Addendum: Let me add that in the Waterhouse book he defines for any affine algebraic group $G$ with coordinate ring $k[G]$, the $k$-Lie algebra $Lie(G)$ as a Lie sub algebra (of left invariant vector fields) of $Der_k(k[G])$. When $G$ is smooth it follows $Diff_k(k[G])$ is the ring of differential operators on $G$ and there is a canonical map

$$U(Lie(G)) \rightarrow Diff_k(k[G]),$$

hence when the characteristic is zero you get a canonical map

$$Dist(G) \rightarrow Diff_k(k[G]).$$

Answer 2

I've been meaning to post an update for a while now. I managed to use one of the exercises in Waterhouse's book ``Introduction to affine group schemes" to find a proof that more closely follows Jantzen's use of distributions. The following argument is my own though similar ones may exist somewhere. Huge thanks to @hm2020 for the fantastic book recommendation and helpful comments.

Following the notation of my original post, let $\alpha : G\times X \to X$ be an action of an affine group scheme $G$ on an affine $X$ scheme, both over a commutative unital ring $k$. Let $m:k\otimes k[X] \to k[X]$ be the multiplication isomorphism, $\varepsilon:k[G]\to k$ be the counit, and $\Delta :k[G]\otimes k[X] \to k[X]$ be the comodule map.
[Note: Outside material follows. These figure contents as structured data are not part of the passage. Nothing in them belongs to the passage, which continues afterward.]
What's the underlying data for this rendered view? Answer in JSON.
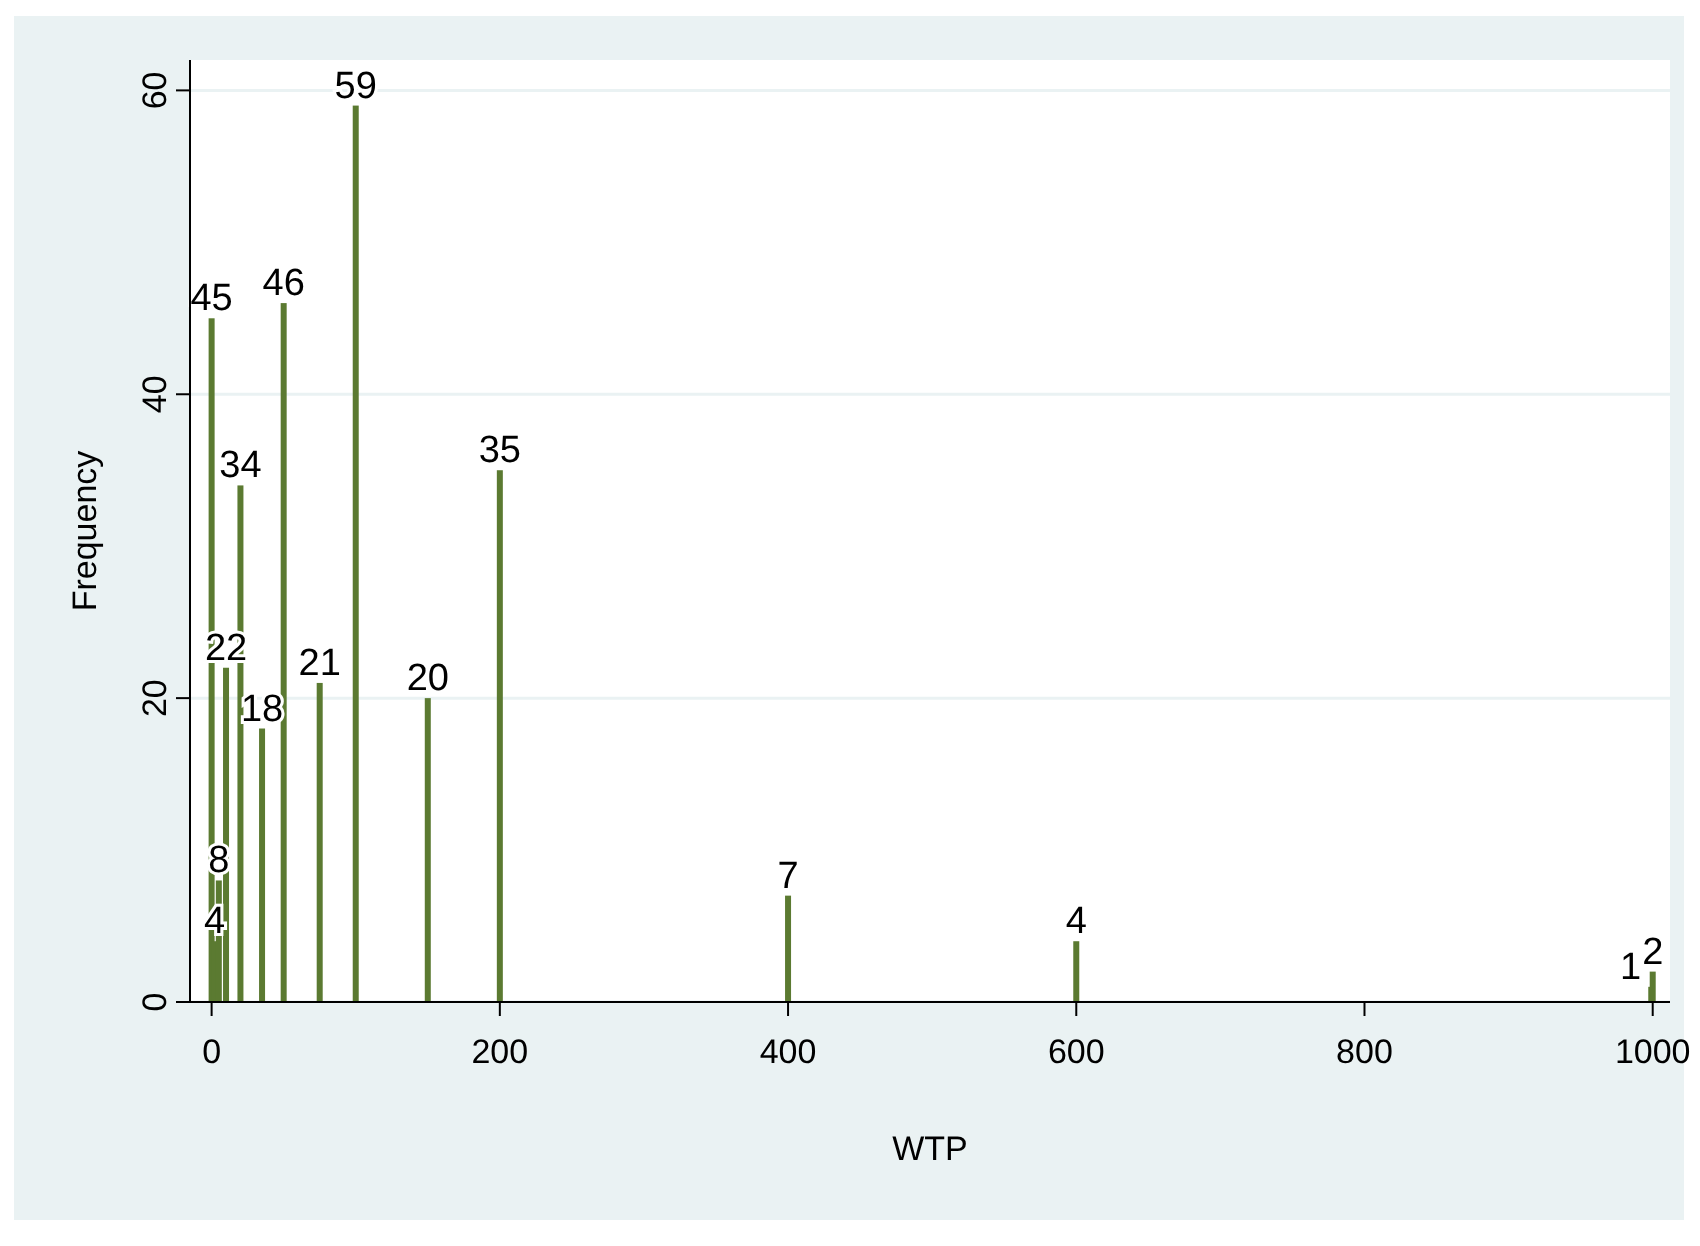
{
  "chart_data": {
    "type": "bar",
    "xlabel": "WTP",
    "ylabel": "Frequency",
    "x": [
      0,
      2,
      5,
      10,
      20,
      35,
      50,
      75,
      100,
      150,
      200,
      400,
      600,
      999,
      1000
    ],
    "values": [
      45,
      4,
      8,
      22,
      34,
      18,
      46,
      21,
      59,
      20,
      35,
      7,
      4,
      1,
      2
    ],
    "color": "#5b7a31",
    "xlim": [
      -15,
      1012
    ],
    "xticks": [
      0,
      200,
      400,
      600,
      800,
      1000
    ],
    "ylim": [
      0,
      62
    ],
    "yticks": [
      0,
      20,
      40,
      60
    ],
    "grid": "y",
    "data_labels": true
  }
}
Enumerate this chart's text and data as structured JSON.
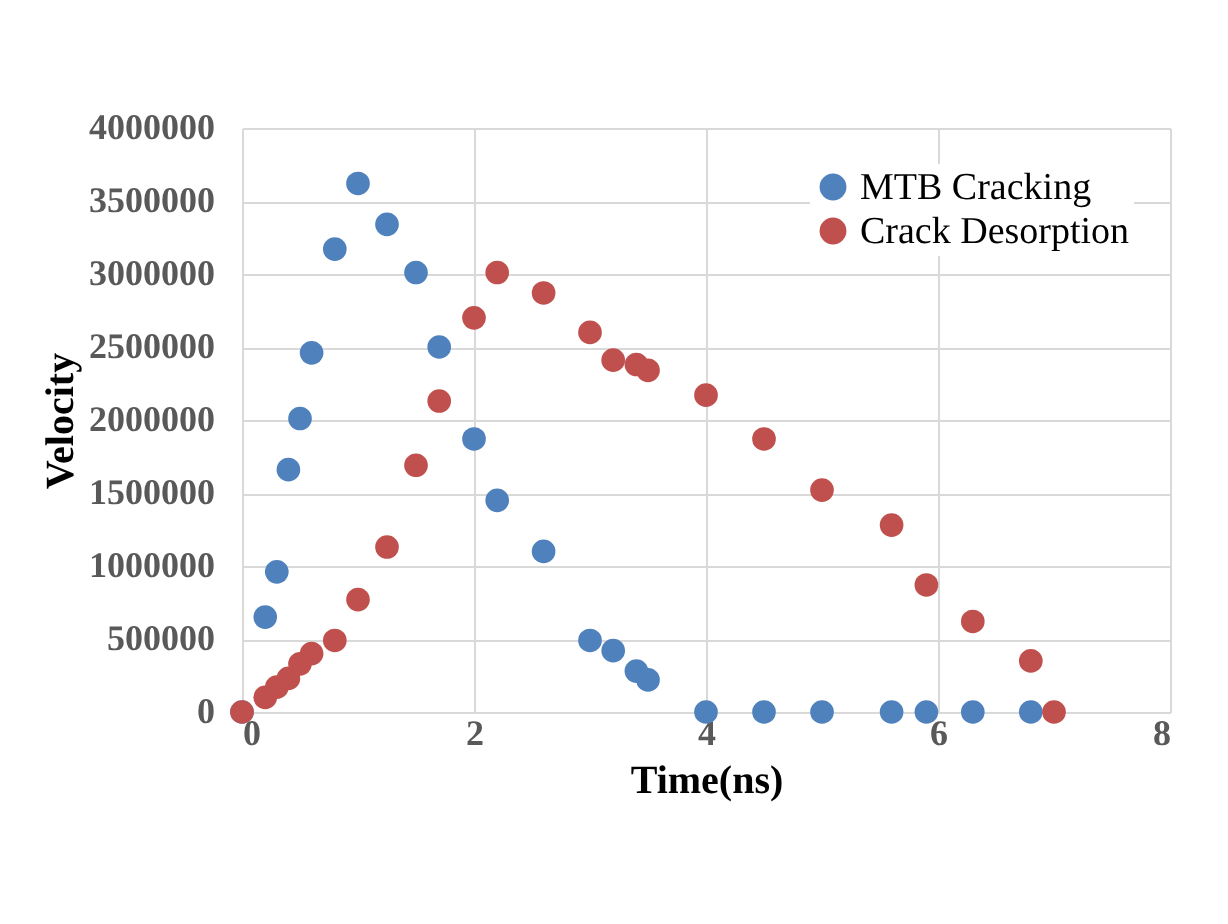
{
  "chart_data": {
    "type": "scatter",
    "xlabel": "Time(ns)",
    "ylabel": "Velocity",
    "xlim": [
      0,
      8
    ],
    "xticks": [
      0,
      2,
      4,
      6,
      8
    ],
    "ylim": [
      0,
      4000000
    ],
    "yticks": [
      0,
      500000,
      1000000,
      1500000,
      2000000,
      2500000,
      3000000,
      3500000,
      4000000
    ],
    "grid": true,
    "legend": "top right",
    "marker": "circle",
    "series": [
      {
        "name": "MTB Cracking",
        "color": "#4f81bd",
        "x": [
          0,
          0.2,
          0.3,
          0.4,
          0.5,
          0.6,
          0.8,
          1.0,
          1.25,
          1.5,
          1.7,
          2.0,
          2.2,
          2.6,
          3.0,
          3.2,
          3.4,
          3.5,
          4.0,
          4.5,
          5.0,
          5.6,
          5.9,
          6.3,
          6.8
        ],
        "values": [
          0,
          650000,
          960000,
          1660000,
          2010000,
          2460000,
          3170000,
          3620000,
          3340000,
          3010000,
          2500000,
          1870000,
          1450000,
          1100000,
          490000,
          420000,
          280000,
          220000,
          0,
          0,
          0,
          0,
          0,
          0,
          0
        ]
      },
      {
        "name": "Crack Desorption",
        "color": "#c0504d",
        "x": [
          0,
          0.2,
          0.3,
          0.4,
          0.5,
          0.6,
          0.8,
          1.0,
          1.25,
          1.5,
          1.7,
          2.0,
          2.2,
          2.6,
          3.0,
          3.2,
          3.4,
          3.5,
          4.0,
          4.5,
          5.0,
          5.6,
          5.9,
          6.3,
          6.8,
          7.0
        ],
        "values": [
          0,
          100000,
          170000,
          230000,
          330000,
          400000,
          490000,
          770000,
          1130000,
          1690000,
          2130000,
          2700000,
          3010000,
          2870000,
          2600000,
          2410000,
          2380000,
          2340000,
          2170000,
          1870000,
          1520000,
          1280000,
          870000,
          620000,
          350000,
          0
        ]
      }
    ]
  }
}
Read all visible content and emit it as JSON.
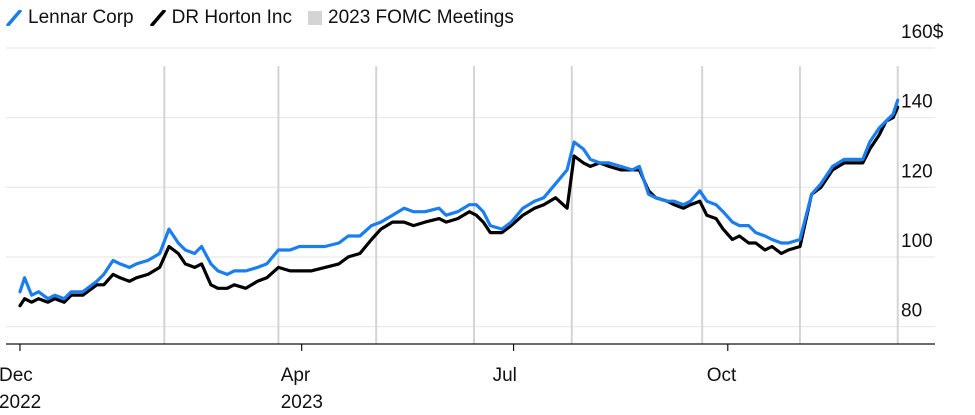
{
  "legend": {
    "items": [
      {
        "label": "Lennar Corp",
        "color": "#1a7ef0",
        "icon": "slash-line-icon"
      },
      {
        "label": "DR Horton Inc",
        "color": "#000000",
        "icon": "slash-line-icon"
      },
      {
        "label": "2023 FOMC Meetings",
        "color": "#d4d4d4",
        "icon": "square-icon"
      }
    ]
  },
  "chart_data": {
    "type": "line",
    "title": "",
    "xlabel": "",
    "ylabel": "",
    "unit": "$",
    "ylim": [
      75,
      160
    ],
    "yticks": [
      80,
      100,
      120,
      140,
      160
    ],
    "ytick_labels": [
      "80",
      "100",
      "120",
      "140",
      "160$"
    ],
    "xlim": [
      "2022-12-01",
      "2023-12-14"
    ],
    "xticks": [
      {
        "date": "2022-12-01",
        "label": [
          "Dec",
          "2022"
        ]
      },
      {
        "date": "2023-04-01",
        "label": [
          "Apr",
          "2023"
        ]
      },
      {
        "date": "2023-07-01",
        "label": [
          "Jul"
        ]
      },
      {
        "date": "2023-10-01",
        "label": [
          "Oct"
        ]
      }
    ],
    "fomc_meetings": [
      "2023-02-01",
      "2023-03-22",
      "2023-05-03",
      "2023-06-14",
      "2023-07-26",
      "2023-09-20",
      "2023-11-01",
      "2023-12-13"
    ],
    "grid": true,
    "legend_position": "top-left",
    "series": [
      {
        "name": "Lennar Corp",
        "color": "#1a7ef0",
        "points": [
          [
            "2022-12-01",
            90
          ],
          [
            "2022-12-03",
            94
          ],
          [
            "2022-12-06",
            89
          ],
          [
            "2022-12-09",
            90
          ],
          [
            "2022-12-13",
            88
          ],
          [
            "2022-12-16",
            89
          ],
          [
            "2022-12-20",
            88
          ],
          [
            "2022-12-23",
            90
          ],
          [
            "2022-12-28",
            90
          ],
          [
            "2023-01-03",
            93
          ],
          [
            "2023-01-06",
            95
          ],
          [
            "2023-01-10",
            99
          ],
          [
            "2023-01-13",
            98
          ],
          [
            "2023-01-17",
            97
          ],
          [
            "2023-01-20",
            98
          ],
          [
            "2023-01-25",
            99
          ],
          [
            "2023-01-30",
            101
          ],
          [
            "2023-02-03",
            108
          ],
          [
            "2023-02-07",
            104
          ],
          [
            "2023-02-10",
            102
          ],
          [
            "2023-02-14",
            101
          ],
          [
            "2023-02-17",
            103
          ],
          [
            "2023-02-21",
            98
          ],
          [
            "2023-02-24",
            96
          ],
          [
            "2023-02-28",
            95
          ],
          [
            "2023-03-03",
            96
          ],
          [
            "2023-03-08",
            96
          ],
          [
            "2023-03-13",
            97
          ],
          [
            "2023-03-17",
            98
          ],
          [
            "2023-03-22",
            102
          ],
          [
            "2023-03-27",
            102
          ],
          [
            "2023-03-31",
            103
          ],
          [
            "2023-04-05",
            103
          ],
          [
            "2023-04-11",
            103
          ],
          [
            "2023-04-17",
            104
          ],
          [
            "2023-04-21",
            106
          ],
          [
            "2023-04-26",
            106
          ],
          [
            "2023-05-01",
            109
          ],
          [
            "2023-05-05",
            110
          ],
          [
            "2023-05-10",
            112
          ],
          [
            "2023-05-15",
            114
          ],
          [
            "2023-05-19",
            113
          ],
          [
            "2023-05-24",
            113
          ],
          [
            "2023-05-30",
            114
          ],
          [
            "2023-06-02",
            112
          ],
          [
            "2023-06-07",
            113
          ],
          [
            "2023-06-12",
            115
          ],
          [
            "2023-06-15",
            115
          ],
          [
            "2023-06-18",
            113
          ],
          [
            "2023-06-21",
            109
          ],
          [
            "2023-06-26",
            108
          ],
          [
            "2023-06-30",
            110
          ],
          [
            "2023-07-05",
            114
          ],
          [
            "2023-07-10",
            116
          ],
          [
            "2023-07-14",
            117
          ],
          [
            "2023-07-19",
            121
          ],
          [
            "2023-07-24",
            125
          ],
          [
            "2023-07-27",
            133
          ],
          [
            "2023-07-31",
            131
          ],
          [
            "2023-08-03",
            128
          ],
          [
            "2023-08-07",
            127
          ],
          [
            "2023-08-11",
            127
          ],
          [
            "2023-08-16",
            126
          ],
          [
            "2023-08-21",
            125
          ],
          [
            "2023-08-24",
            126
          ],
          [
            "2023-08-28",
            118
          ],
          [
            "2023-08-31",
            117
          ],
          [
            "2023-09-05",
            116
          ],
          [
            "2023-09-08",
            116
          ],
          [
            "2023-09-12",
            115
          ],
          [
            "2023-09-15",
            116
          ],
          [
            "2023-09-19",
            119
          ],
          [
            "2023-09-22",
            116
          ],
          [
            "2023-09-26",
            115
          ],
          [
            "2023-09-29",
            113
          ],
          [
            "2023-10-03",
            110
          ],
          [
            "2023-10-06",
            109
          ],
          [
            "2023-10-10",
            109
          ],
          [
            "2023-10-13",
            107
          ],
          [
            "2023-10-17",
            106
          ],
          [
            "2023-10-20",
            105
          ],
          [
            "2023-10-24",
            104
          ],
          [
            "2023-10-27",
            104
          ],
          [
            "2023-11-01",
            105
          ],
          [
            "2023-11-06",
            118
          ],
          [
            "2023-11-10",
            121
          ],
          [
            "2023-11-15",
            126
          ],
          [
            "2023-11-20",
            128
          ],
          [
            "2023-11-24",
            128
          ],
          [
            "2023-11-28",
            128
          ],
          [
            "2023-12-01",
            133
          ],
          [
            "2023-12-05",
            137
          ],
          [
            "2023-12-08",
            139
          ],
          [
            "2023-12-11",
            141
          ],
          [
            "2023-12-13",
            145
          ]
        ]
      },
      {
        "name": "DR Horton Inc",
        "color": "#000000",
        "points": [
          [
            "2022-12-01",
            86
          ],
          [
            "2022-12-03",
            88
          ],
          [
            "2022-12-06",
            87
          ],
          [
            "2022-12-09",
            88
          ],
          [
            "2022-12-13",
            87
          ],
          [
            "2022-12-16",
            88
          ],
          [
            "2022-12-20",
            87
          ],
          [
            "2022-12-23",
            89
          ],
          [
            "2022-12-28",
            89
          ],
          [
            "2023-01-03",
            92
          ],
          [
            "2023-01-06",
            92
          ],
          [
            "2023-01-10",
            95
          ],
          [
            "2023-01-13",
            94
          ],
          [
            "2023-01-17",
            93
          ],
          [
            "2023-01-20",
            94
          ],
          [
            "2023-01-25",
            95
          ],
          [
            "2023-01-30",
            97
          ],
          [
            "2023-02-03",
            103
          ],
          [
            "2023-02-07",
            101
          ],
          [
            "2023-02-10",
            98
          ],
          [
            "2023-02-14",
            97
          ],
          [
            "2023-02-17",
            98
          ],
          [
            "2023-02-21",
            92
          ],
          [
            "2023-02-24",
            91
          ],
          [
            "2023-02-28",
            91
          ],
          [
            "2023-03-03",
            92
          ],
          [
            "2023-03-08",
            91
          ],
          [
            "2023-03-13",
            93
          ],
          [
            "2023-03-17",
            94
          ],
          [
            "2023-03-22",
            97
          ],
          [
            "2023-03-27",
            96
          ],
          [
            "2023-03-31",
            96
          ],
          [
            "2023-04-05",
            96
          ],
          [
            "2023-04-11",
            97
          ],
          [
            "2023-04-17",
            98
          ],
          [
            "2023-04-21",
            100
          ],
          [
            "2023-04-26",
            101
          ],
          [
            "2023-05-01",
            105
          ],
          [
            "2023-05-05",
            108
          ],
          [
            "2023-05-10",
            110
          ],
          [
            "2023-05-15",
            110
          ],
          [
            "2023-05-19",
            109
          ],
          [
            "2023-05-24",
            110
          ],
          [
            "2023-05-30",
            111
          ],
          [
            "2023-06-02",
            110
          ],
          [
            "2023-06-07",
            111
          ],
          [
            "2023-06-12",
            113
          ],
          [
            "2023-06-15",
            112
          ],
          [
            "2023-06-18",
            110
          ],
          [
            "2023-06-21",
            107
          ],
          [
            "2023-06-26",
            107
          ],
          [
            "2023-06-30",
            109
          ],
          [
            "2023-07-05",
            112
          ],
          [
            "2023-07-10",
            114
          ],
          [
            "2023-07-14",
            115
          ],
          [
            "2023-07-19",
            117
          ],
          [
            "2023-07-24",
            114
          ],
          [
            "2023-07-27",
            129
          ],
          [
            "2023-07-31",
            127
          ],
          [
            "2023-08-03",
            126
          ],
          [
            "2023-08-07",
            127
          ],
          [
            "2023-08-11",
            126
          ],
          [
            "2023-08-16",
            125
          ],
          [
            "2023-08-21",
            125
          ],
          [
            "2023-08-24",
            125
          ],
          [
            "2023-08-28",
            119
          ],
          [
            "2023-08-31",
            117
          ],
          [
            "2023-09-05",
            116
          ],
          [
            "2023-09-08",
            115
          ],
          [
            "2023-09-12",
            114
          ],
          [
            "2023-09-15",
            115
          ],
          [
            "2023-09-19",
            116
          ],
          [
            "2023-09-22",
            112
          ],
          [
            "2023-09-26",
            111
          ],
          [
            "2023-09-29",
            108
          ],
          [
            "2023-10-03",
            105
          ],
          [
            "2023-10-06",
            106
          ],
          [
            "2023-10-10",
            104
          ],
          [
            "2023-10-13",
            104
          ],
          [
            "2023-10-17",
            102
          ],
          [
            "2023-10-20",
            103
          ],
          [
            "2023-10-24",
            101
          ],
          [
            "2023-10-27",
            102
          ],
          [
            "2023-11-01",
            103
          ],
          [
            "2023-11-06",
            118
          ],
          [
            "2023-11-10",
            120
          ],
          [
            "2023-11-15",
            125
          ],
          [
            "2023-11-20",
            127
          ],
          [
            "2023-11-24",
            127
          ],
          [
            "2023-11-28",
            127
          ],
          [
            "2023-12-01",
            131
          ],
          [
            "2023-12-05",
            135
          ],
          [
            "2023-12-08",
            139
          ],
          [
            "2023-12-11",
            140
          ],
          [
            "2023-12-13",
            143
          ]
        ]
      }
    ]
  }
}
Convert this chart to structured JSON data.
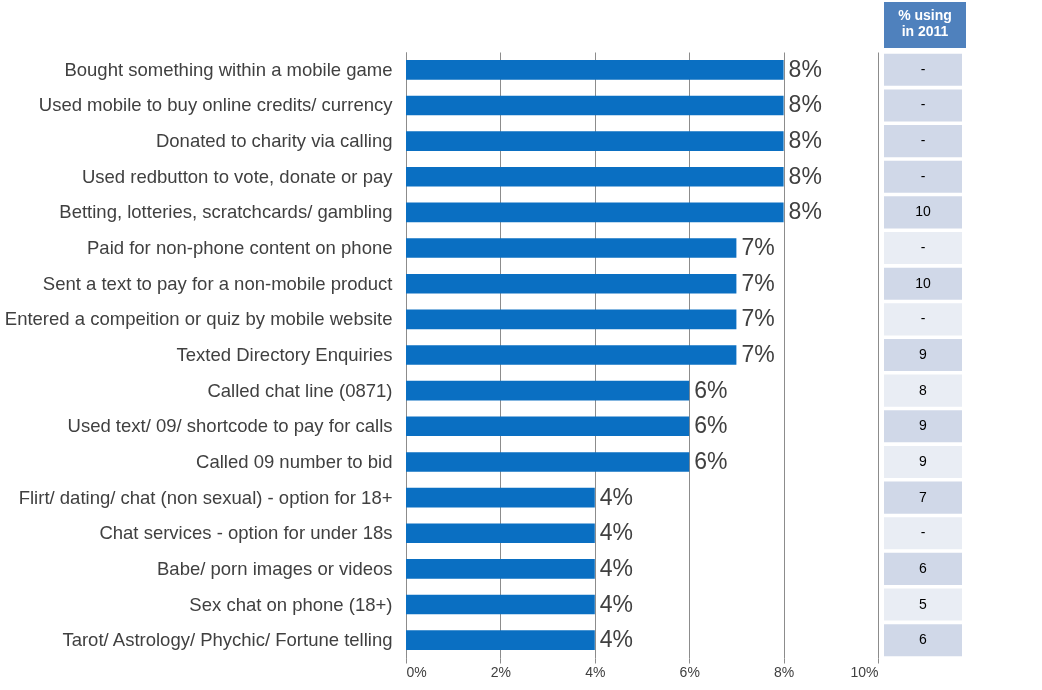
{
  "chart_data": [
    {
      "type": "bar",
      "orientation": "horizontal",
      "categories": [
        "Bought something within a mobile game",
        "Used mobile to buy online credits/ currency",
        "Donated to charity via calling",
        "Used redbutton to vote, donate or pay",
        "Betting, lotteries, scratchcards/ gambling",
        "Paid for non-phone content on phone",
        "Sent a text to pay for a non-mobile product",
        "Entered a compeition or quiz by mobile website",
        "Texted Directory Enquiries",
        "Called chat line (0871)",
        "Used text/ 09/ shortcode to pay for calls",
        "Called 09 number to bid",
        "Flirt/ dating/ chat (non sexual)  - option for 18+",
        "Chat services - option for under 18s",
        "Babe/ porn images or videos",
        "Sex chat on phone (18+)",
        "Tarot/ Astrology/ Phychic/ Fortune telling"
      ],
      "values": [
        8,
        8,
        8,
        8,
        8,
        7,
        7,
        7,
        7,
        6,
        6,
        6,
        4,
        4,
        4,
        4,
        4
      ],
      "value_labels": [
        "8%",
        "8%",
        "8%",
        "8%",
        "8%",
        "7%",
        "7%",
        "7%",
        "7%",
        "6%",
        "6%",
        "6%",
        "4%",
        "4%",
        "4%",
        "4%",
        "4%"
      ],
      "color": "#0a6fc2",
      "xlim": [
        0,
        10
      ],
      "xticks": [
        {
          "value": 0,
          "label": "0%"
        },
        {
          "value": 2,
          "label": "2%"
        },
        {
          "value": 4,
          "label": "4%"
        },
        {
          "value": 6,
          "label": "6%"
        },
        {
          "value": 8,
          "label": "8%"
        },
        {
          "value": 10,
          "label": "10%"
        }
      ],
      "grid": "x"
    },
    {
      "type": "other",
      "title": "% using in 2011",
      "annotations": [
        "-",
        "-",
        "-",
        "-",
        "10",
        "-",
        "10",
        "-",
        "9",
        "8",
        "9",
        "9",
        "7",
        "-",
        "6",
        "5",
        "6"
      ]
    }
  ]
}
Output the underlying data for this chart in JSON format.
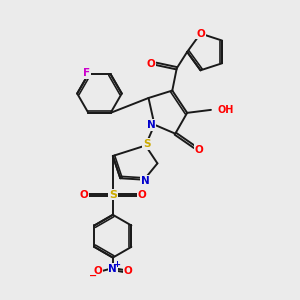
{
  "background_color": "#ebebeb",
  "figsize": [
    3.0,
    3.0
  ],
  "dpi": 100,
  "bond_color": "#1a1a1a",
  "atom_colors": {
    "O": "#ff0000",
    "N": "#0000cc",
    "S": "#ccaa00",
    "F": "#cc00cc",
    "H_color": "#4a7070",
    "C": "#1a1a1a"
  },
  "bond_width": 1.4,
  "bg": "#ebebeb"
}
Any linear map $\psi:k[G]\to k$ acts on an element $x\in k[X]$ by $\psi(x):= m\circ(id \otimes \psi)\circ \Delta$.

The following result is described in Chapter 12, Excercise 10 of Waterhouse.

(*) Let $n\geq 0$ be an integer. A $k$-linear map $\mu:k[G]\to k$ is a distribution of order $\leq n$ if and only if for all $g\in k[G]$, the linear map $\varepsilon\circ ad_{g} \mu$ is a distribution of order $\leq n-1$.

The forward implication follows from Jantzen's definition of a distribution (chapter 7), the converse follows by induction on the order $n\geq 0$.

We are now in a position to prove the claim:

(**) Each distribution $\mu:k[G]\to k$ acts as a differential operator of order $\leq n$ via the composite endomorphsim $m\circ (\mu \otimes id_{k[X]})\circ\Delta$.

We proceed by induction the order $n\geq 0$ of distributions.

The base case ($n=0$) follows from the fact that every distribution of order $\leq 0$ has the form $a\varepsilon$, for some $a\in k$.

Induction: Suppose $n> 1$ and for all $n> m \geq 0$, the map $m\circ (\mu \otimes id_{k[X]})\circ\Delta$ is a differential operator of order $\leq m$, whenever $\mu$ is a distribution of order $\leq m$.

Let $x,f \in k[X]$ and $\mu:k[G] \to k$ be a distribution of order $\leq n$. We use the following properties from chapter 2 of Jantzen.

• for some $x_i,f_i \in k[X]$ and $g_i,h_i\in k[G]$ write $\Delta(x) = \sum_i x_i \otimes g_i$ and $\Delta(f) = \sum_j f_j \otimes h_j$.

• One of the axioms of a comodule $M$: $id_M =m\circ (id_{k[G]} \otimes \varepsilon)\circ \Delta_M$.

• Since $\alpha$ is a morphism of schemes the map $\Delta$ is an algebra morphism so $\Delta(fx) = \Delta(f)\Delta(x)$.

Some computation gives us the following \begin{align*} (ad_f\mu)(x) =f[\mu(x)] - \mu(fx) &= [m\circ (id \otimes \varepsilon)\circ \Delta_M (f)][\mu(x)] - \mu(fx) \\ & =\sum_j\sum_i x_i f_j\bigg(\varepsilon(h_j)\mu(g_i) -\mu( h_j g_i)\bigg) \\ & = \sum_j f_j ~\sum_{i} x_i (\varepsilon\circ ad_{h_j} \mu)(g_i) \\ & = m\circ \sum_j (f_j \otimes (\varepsilon\circ ad_{h_j} \mu)\sum_i x_i \otimes g_i \\ & = \left(m\circ \sum_j(f_j \otimes (\varepsilon\circ ad_h \mu)\circ \Delta\right)(x) ~. \end{align*}

Now $\mu$ is a distribution of order $\leq n$ therefore by (*) $(\varepsilon\circ ad_h\mu)$ is a distribution of order $\leq n-1$, for all $h\in k[G]$. Then by the induction hypothesis $ad_f\mu =m\circ \left(\sum_j(f_j \otimes (\varepsilon\circ ad_h \mu)\right)\circ \Delta$ is a differential operator of order $\leq n-1$.

Therefore $ \mu$ is a differential operator of order $n$.